Des représentants de l’Apli (Association des producteurs de lait indépendants), de la Coordination rurale et de la Confédération paysanne se sont réunis à la préfecture de Rennes le mardi 9 octobre afin de déposer les statuts de l’association de producteurs laitiers France MilkBoard Ouest. Destinée à devenir « l’Organisation des producteurs de lait indépendante des éleveurs laitiers du bassin ouest » dès son agrément par le ministère de l’Agriculture, cette association veut proposer « un modèle alternatif » à la filière laitière, explique Paul de Montvallon, président de France MilkBoard. Jusqu’à aujourd’hui, l’ensemble des OP (Organisations de producteurs) créé en France étaient verticales (les producteurs adhérents à ces organisations livrent tous au même industriel). C’est ce modèle que les membres de France MilkBoard souhaitent casser. C’est ainsi la 4e OP transversale (réunissant les producteurs d’un territoire, quel que soit leur collecteur) que lance FMB, après FMB Sud-Est, Sud-Ouest, FMB Normandie et FMB Grand Ouest. « On est persuadé que le système qui se met en place, des OP verticales avec une cogestion syndicale, va être une catastrophe », juge Paul de Montvallon.
 
Les éleveurs sont « asphyxiés »
Une catastrophe déjà amorcée, à en croire les 200 éleveurs, accompagnés d’une quarantaine de tracteurs, qui ont manifesté ce 11 octobre dans les Deux-Sèvres, à l’appel de France MilkBoard. « On se fout de la gueule des éleveurs ! », fulmine Paul de Montvallon. « Ce n’est qu’un premier avertissement, un cri de désespoir.

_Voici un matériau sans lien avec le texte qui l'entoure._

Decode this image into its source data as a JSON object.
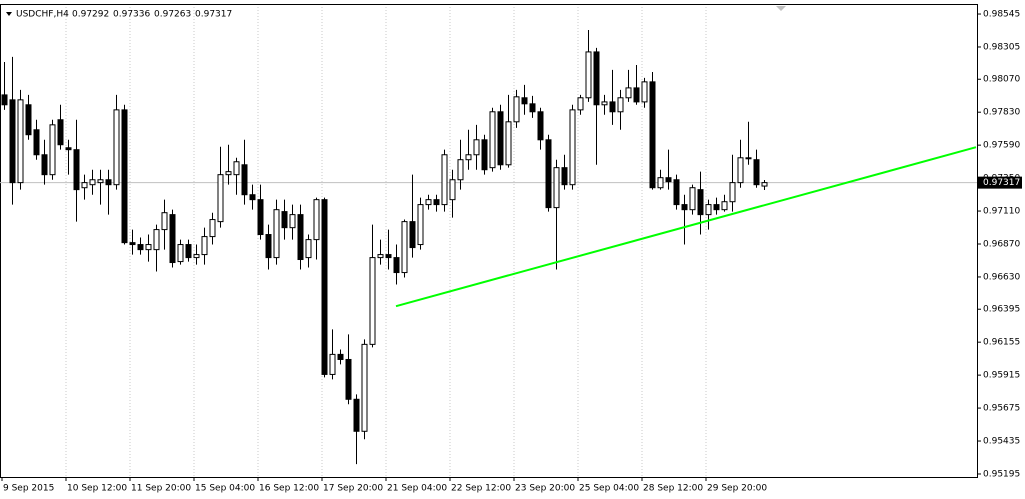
{
  "chart_data": {
    "type": "candlestick",
    "symbol": "USDCHF,H4",
    "last_bar": [
      0.97292,
      0.97336,
      0.97263,
      0.97317
    ],
    "current_price": 0.97317,
    "categories": [
      "9 Sep 2015",
      null,
      null,
      null,
      null,
      null,
      null,
      null,
      "10 Sep 12:00",
      null,
      null,
      null,
      null,
      null,
      null,
      null,
      "11 Sep 20:00",
      null,
      null,
      null,
      null,
      null,
      null,
      null,
      "15 Sep 04:00",
      null,
      null,
      null,
      null,
      null,
      null,
      null,
      "16 Sep 12:00",
      null,
      null,
      null,
      null,
      null,
      null,
      null,
      "17 Sep 20:00",
      null,
      null,
      null,
      null,
      null,
      null,
      null,
      "21 Sep 04:00",
      null,
      null,
      null,
      null,
      null,
      null,
      null,
      "22 Sep 12:00",
      null,
      null,
      null,
      null,
      null,
      null,
      null,
      "23 Sep 20:00",
      null,
      null,
      null,
      null,
      null,
      null,
      null,
      "25 Sep 04:00",
      null,
      null,
      null,
      null,
      null,
      null,
      null,
      "28 Sep 12:00",
      null,
      null,
      null,
      null,
      null,
      null,
      null,
      "29 Sep 20:00",
      null,
      null,
      null,
      null,
      null,
      null,
      null
    ],
    "open": [
      0.97956,
      0.9792,
      0.97317,
      0.97884,
      0.97702,
      0.9752,
      0.97375,
      0.97775,
      0.97571,
      0.97557,
      0.9728,
      0.97302,
      0.97317,
      0.97338,
      0.97302,
      0.97847,
      0.9688,
      0.96866,
      0.96829,
      0.96829,
      0.96975,
      0.97084,
      0.96742,
      0.96866,
      0.96771,
      0.96793,
      0.96924,
      0.97033,
      0.97375,
      0.97375,
      0.97447,
      0.97229,
      0.97193,
      0.96939,
      0.96771,
      0.97106,
      0.96989,
      0.97084,
      0.96771,
      0.96902,
      0.97193,
      0.9592,
      0.96066,
      0.96029,
      0.95739,
      0.95506,
      0.96139,
      0.96771,
      0.96793,
      0.96771,
      0.96662,
      0.97033,
      0.96866,
      0.97157,
      0.97193,
      0.97157,
      0.97193,
      0.97338,
      0.97484,
      0.9752,
      0.97629,
      0.97426,
      0.97833,
      0.97447,
      0.9776,
      0.97935,
      0.97891,
      0.97833,
      0.97629,
      0.97135,
      0.97426,
      0.97302,
      0.97847,
      0.97935,
      0.98269,
      0.97884,
      0.97905,
      0.97833,
      0.97935,
      0.98007,
      0.97905,
      0.98051,
      0.9728,
      0.97353,
      0.97338,
      0.97157,
      0.9712,
      0.97266,
      0.97084,
      0.97157,
      0.9712,
      0.97178,
      0.97317,
      0.97498,
      0.97484,
      0.97292
    ],
    "high": [
      0.98196,
      0.98233,
      0.97993,
      0.97956,
      0.97775,
      0.97629,
      0.97775,
      0.97884,
      0.97629,
      0.97775,
      0.97375,
      0.97411,
      0.97411,
      0.97411,
      0.97956,
      0.97884,
      0.96975,
      0.96917,
      0.96939,
      0.97011,
      0.97193,
      0.9712,
      0.96902,
      0.96902,
      0.96866,
      0.96989,
      0.97098,
      0.97578,
      0.97593,
      0.97498,
      0.97629,
      0.97302,
      0.97302,
      0.97011,
      0.97193,
      0.97193,
      0.97157,
      0.97157,
      0.96939,
      0.97208,
      0.97208,
      0.96248,
      0.96102,
      0.96212,
      0.95775,
      0.96175,
      0.97011,
      0.96902,
      0.96975,
      0.96866,
      0.97048,
      0.97375,
      0.97208,
      0.97229,
      0.97229,
      0.97557,
      0.97411,
      0.97629,
      0.97702,
      0.97738,
      0.97666,
      0.97862,
      0.97884,
      0.97956,
      0.97993,
      0.98029,
      0.97949,
      0.97862,
      0.97666,
      0.97484,
      0.9752,
      0.97884,
      0.97956,
      0.98429,
      0.98298,
      0.97956,
      0.98138,
      0.97993,
      0.98138,
      0.98174,
      0.9808,
      0.98123,
      0.97411,
      0.97557,
      0.97375,
      0.97229,
      0.97302,
      0.97397,
      0.97193,
      0.97208,
      0.97229,
      0.9752,
      0.97629,
      0.9776,
      0.97557,
      0.97336
    ],
    "low": [
      0.97847,
      0.97157,
      0.97266,
      0.97629,
      0.97484,
      0.97302,
      0.97338,
      0.97557,
      0.97375,
      0.97033,
      0.97193,
      0.97229,
      0.97157,
      0.97084,
      0.97266,
      0.96866,
      0.96793,
      0.96793,
      0.96742,
      0.9667,
      0.96829,
      0.96699,
      0.9672,
      0.96742,
      0.9672,
      0.9672,
      0.96866,
      0.96989,
      0.97302,
      0.97229,
      0.97157,
      0.9712,
      0.96902,
      0.96684,
      0.9672,
      0.96902,
      0.96902,
      0.96684,
      0.96699,
      0.96757,
      0.95899,
      0.95884,
      0.95993,
      0.95703,
      0.95267,
      0.95448,
      0.96117,
      0.9672,
      0.96684,
      0.96575,
      0.96626,
      0.96771,
      0.96829,
      0.9712,
      0.97106,
      0.97106,
      0.97062,
      0.97266,
      0.97411,
      0.97411,
      0.97375,
      0.97397,
      0.97411,
      0.97426,
      0.97716,
      0.97811,
      0.97789,
      0.97557,
      0.97106,
      0.96684,
      0.97266,
      0.97266,
      0.97811,
      0.97905,
      0.97447,
      0.97811,
      0.97738,
      0.97702,
      0.97905,
      0.97884,
      0.97862,
      0.97266,
      0.97266,
      0.97266,
      0.9712,
      0.96866,
      0.97084,
      0.96939,
      0.96975,
      0.97084,
      0.97106,
      0.97106,
      0.9728,
      0.97447,
      0.9728,
      0.97263
    ],
    "close": [
      0.97884,
      0.97317,
      0.9792,
      0.97666,
      0.9752,
      0.97375,
      0.97738,
      0.97593,
      0.97557,
      0.97266,
      0.97317,
      0.97338,
      0.97338,
      0.97302,
      0.97847,
      0.9688,
      0.96866,
      0.96829,
      0.96866,
      0.96975,
      0.97098,
      0.96735,
      0.96866,
      0.96771,
      0.96793,
      0.96924,
      0.97048,
      0.97375,
      0.97397,
      0.97469,
      0.97229,
      0.97193,
      0.96939,
      0.96771,
      0.9712,
      0.96989,
      0.97084,
      0.96757,
      0.96902,
      0.97193,
      0.9592,
      0.96066,
      0.96029,
      0.95739,
      0.95506,
      0.96139,
      0.96771,
      0.96793,
      0.96771,
      0.96662,
      0.97033,
      0.96844,
      0.97157,
      0.97193,
      0.97157,
      0.9752,
      0.97338,
      0.97484,
      0.9752,
      0.97629,
      0.97411,
      0.97833,
      0.97447,
      0.9776,
      0.97942,
      0.97891,
      0.97833,
      0.97629,
      0.97135,
      0.97426,
      0.97302,
      0.97847,
      0.97935,
      0.98269,
      0.97884,
      0.97905,
      0.97833,
      0.97935,
      0.98007,
      0.97905,
      0.98051,
      0.9728,
      0.97353,
      0.97324,
      0.97157,
      0.9712,
      0.9728,
      0.97084,
      0.97157,
      0.9712,
      0.97178,
      0.97317,
      0.97498,
      0.97498,
      0.97302,
      0.97317
    ],
    "ylim": [
      0.98618,
      0.95173
    ],
    "yticks": [
      0.98545,
      0.98305,
      {
        "value": 0.9807,
        "label": "0.98070"
      },
      {
        "value": 0.9783,
        "label": "0.97830"
      },
      {
        "value": 0.9759,
        "label": "0.97590"
      },
      {
        "value": 0.9735,
        "label": "0.97350"
      },
      {
        "value": 0.9711,
        "label": "0.97110"
      },
      {
        "value": 0.9687,
        "label": "0.96870"
      },
      {
        "value": 0.9663,
        "label": "0.96630"
      },
      0.96395,
      0.96155,
      0.95915,
      0.95675,
      0.95435,
      0.95195
    ],
    "trendline": {
      "x": [
        49,
        121.5
      ],
      "y": [
        0.96417,
        0.97575
      ],
      "color": "#00ff00"
    },
    "up_color": "#ffffff",
    "down_color": "#000000",
    "grid": true
  }
}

Nous préparons d’autres actions, pires que celle-là », menace-t-il. En effet, pour le président de FMB, la hausse des charges des éleveurs et les baisses de prix infligé par Terra Lacta, Sodiaal, Lactalis, ou encore Coralis « asphyxient » les éleveurs. « Nous sommes dans une situation pire qu’en 2009, la trésorerie des exploitations est beaucoup moins bonne qu’à l’époque. Les gens sont désespérés », se désole Paul de Montvallon. Et ce ne serait que par ces fameuses OP transversales que les éleveurs pourraient négocier une meilleure rémunération auprès de l’industrie agroalimentaire. Mais pour réellement peser, les OP auront surtout besoin d’adhérents. Nationalement, plus de « 1 500 éleveurs ont donné leur mandat de négociation », assure Paul de Montvallon.